= Rail transport in Chad =

Up to 2012 Chad had no rail system. Two lines are planned to Sudan and Cameroon from the capital, with construction expected to start in February 2016 and be complete in 4 years.

== History ==

===Early railroad schemes – 19th century ===
A 1905 book describes the history of a German railroad syndicate's exploration of Chad:

In 1885, the new German colony of Kamerun came into being. A number of influential Germans determined that the colony’s economic potential could be realized only through the construction of a railroad. They established a Cameroon railroad syndicate in 1900, which in 1902 obtained a concession from the German government to build a line that would open the colony’s interior to trade. The syndicate sponsored expeditions in 1902–3 and 1904 to survey the projected route.

=== 20th century ===
Several plans or proposals to build railways during the French colonial period (French Equatorial Africa) in Chad, and to connect Chad to other African railway networks (Cameroon, Nigeria, Oubangui/Central African Republic). Early proposals include a line extending from the Cameroon rail system at Douala into Chad in the 1930s. One early unofficial plan was a study for a railway from Douala in Cameroon to Bangui, which was part of the pre-World War I German Imperial expansionist policy known as Mittelafrika.
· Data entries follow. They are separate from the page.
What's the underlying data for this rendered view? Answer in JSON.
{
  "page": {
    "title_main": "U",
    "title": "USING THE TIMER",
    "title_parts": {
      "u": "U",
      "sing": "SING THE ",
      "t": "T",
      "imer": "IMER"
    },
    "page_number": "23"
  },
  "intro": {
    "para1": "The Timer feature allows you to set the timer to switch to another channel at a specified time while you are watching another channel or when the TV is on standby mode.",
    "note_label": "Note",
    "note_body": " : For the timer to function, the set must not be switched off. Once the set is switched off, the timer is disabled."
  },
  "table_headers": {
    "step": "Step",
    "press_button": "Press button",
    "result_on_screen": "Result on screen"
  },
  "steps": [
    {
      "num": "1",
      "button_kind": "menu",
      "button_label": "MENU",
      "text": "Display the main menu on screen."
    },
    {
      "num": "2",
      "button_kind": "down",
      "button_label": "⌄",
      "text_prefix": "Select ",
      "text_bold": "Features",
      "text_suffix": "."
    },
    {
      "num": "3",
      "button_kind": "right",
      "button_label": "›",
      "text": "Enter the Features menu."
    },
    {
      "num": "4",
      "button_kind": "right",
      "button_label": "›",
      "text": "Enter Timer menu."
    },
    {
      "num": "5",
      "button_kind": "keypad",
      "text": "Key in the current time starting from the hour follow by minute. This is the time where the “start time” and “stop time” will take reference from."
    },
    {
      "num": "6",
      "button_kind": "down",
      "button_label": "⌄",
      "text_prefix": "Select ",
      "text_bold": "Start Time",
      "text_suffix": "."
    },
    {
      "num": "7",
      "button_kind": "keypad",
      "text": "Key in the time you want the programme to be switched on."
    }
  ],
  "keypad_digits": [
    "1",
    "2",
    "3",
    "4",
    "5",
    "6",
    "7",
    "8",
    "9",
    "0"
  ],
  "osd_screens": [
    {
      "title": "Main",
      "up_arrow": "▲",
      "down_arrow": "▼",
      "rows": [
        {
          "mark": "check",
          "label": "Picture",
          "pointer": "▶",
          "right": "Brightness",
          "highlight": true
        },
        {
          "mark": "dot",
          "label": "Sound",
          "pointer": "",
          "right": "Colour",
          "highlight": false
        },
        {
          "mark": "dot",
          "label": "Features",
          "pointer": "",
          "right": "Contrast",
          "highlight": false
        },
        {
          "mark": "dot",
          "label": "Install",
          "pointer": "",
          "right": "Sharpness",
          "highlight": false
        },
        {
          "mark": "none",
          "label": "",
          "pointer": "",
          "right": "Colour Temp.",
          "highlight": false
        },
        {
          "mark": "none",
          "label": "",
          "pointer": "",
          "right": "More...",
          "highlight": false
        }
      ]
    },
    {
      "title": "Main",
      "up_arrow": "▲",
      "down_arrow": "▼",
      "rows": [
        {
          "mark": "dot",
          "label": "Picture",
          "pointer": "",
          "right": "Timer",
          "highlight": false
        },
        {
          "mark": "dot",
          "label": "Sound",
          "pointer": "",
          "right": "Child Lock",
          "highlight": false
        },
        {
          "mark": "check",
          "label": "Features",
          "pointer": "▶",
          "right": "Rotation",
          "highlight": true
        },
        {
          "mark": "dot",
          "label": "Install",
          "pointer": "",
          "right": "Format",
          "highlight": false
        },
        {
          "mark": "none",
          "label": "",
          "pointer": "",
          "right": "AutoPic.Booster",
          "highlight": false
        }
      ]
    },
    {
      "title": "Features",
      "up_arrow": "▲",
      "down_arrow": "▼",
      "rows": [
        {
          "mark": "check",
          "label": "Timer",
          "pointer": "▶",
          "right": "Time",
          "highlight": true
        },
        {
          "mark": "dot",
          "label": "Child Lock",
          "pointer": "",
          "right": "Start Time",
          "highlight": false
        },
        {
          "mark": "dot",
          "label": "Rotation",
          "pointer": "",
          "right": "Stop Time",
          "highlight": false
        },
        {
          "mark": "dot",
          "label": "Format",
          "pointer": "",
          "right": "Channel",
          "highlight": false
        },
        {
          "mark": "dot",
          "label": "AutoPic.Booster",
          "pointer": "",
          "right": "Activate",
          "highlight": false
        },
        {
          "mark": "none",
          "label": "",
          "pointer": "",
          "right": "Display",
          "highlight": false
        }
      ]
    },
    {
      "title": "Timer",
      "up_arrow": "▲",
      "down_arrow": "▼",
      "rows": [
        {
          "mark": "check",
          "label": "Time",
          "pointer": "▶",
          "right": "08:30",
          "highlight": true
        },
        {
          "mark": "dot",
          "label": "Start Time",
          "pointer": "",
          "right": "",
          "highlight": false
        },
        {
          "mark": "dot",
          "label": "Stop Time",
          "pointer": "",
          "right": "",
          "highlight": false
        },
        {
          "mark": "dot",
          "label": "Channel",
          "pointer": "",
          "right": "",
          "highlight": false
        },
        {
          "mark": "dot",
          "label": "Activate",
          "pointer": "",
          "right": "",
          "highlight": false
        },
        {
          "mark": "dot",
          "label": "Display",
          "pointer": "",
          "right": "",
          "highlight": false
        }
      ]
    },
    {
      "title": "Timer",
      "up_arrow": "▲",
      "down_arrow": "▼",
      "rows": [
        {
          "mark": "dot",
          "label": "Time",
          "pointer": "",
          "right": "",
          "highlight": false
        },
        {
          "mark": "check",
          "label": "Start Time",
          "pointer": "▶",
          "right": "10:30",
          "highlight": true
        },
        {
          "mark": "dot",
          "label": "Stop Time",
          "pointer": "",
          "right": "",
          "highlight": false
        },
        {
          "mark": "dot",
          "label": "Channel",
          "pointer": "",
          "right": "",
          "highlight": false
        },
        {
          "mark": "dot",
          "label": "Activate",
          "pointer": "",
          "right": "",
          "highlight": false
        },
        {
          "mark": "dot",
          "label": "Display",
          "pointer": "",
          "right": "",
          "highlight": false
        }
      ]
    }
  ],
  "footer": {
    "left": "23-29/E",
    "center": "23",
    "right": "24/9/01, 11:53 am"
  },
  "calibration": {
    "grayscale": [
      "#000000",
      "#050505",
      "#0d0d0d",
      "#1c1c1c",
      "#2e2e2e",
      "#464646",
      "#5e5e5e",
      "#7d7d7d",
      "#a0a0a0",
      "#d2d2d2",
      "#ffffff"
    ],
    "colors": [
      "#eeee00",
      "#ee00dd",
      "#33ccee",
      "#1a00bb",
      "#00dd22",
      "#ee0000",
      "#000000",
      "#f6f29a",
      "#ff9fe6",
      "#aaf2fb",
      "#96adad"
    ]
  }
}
In the 1950s, a line through Chad from Port Sudan to Nigeria was proposed but opposed by Chad governmental organisations.

In 1958, plans for a line from Cameroon the Société Civile d'Études du Chemin de Fer Douala-Tchad (SEDOT) was formed, and continued planning led to start of construction in 1964 - the line was constructed as far as Ngaoundéré in Cameroon (the Trans-Cameroon Railway, completed 1975.). Initial plans were for an extension to Moundou in Chad, but this was not completed.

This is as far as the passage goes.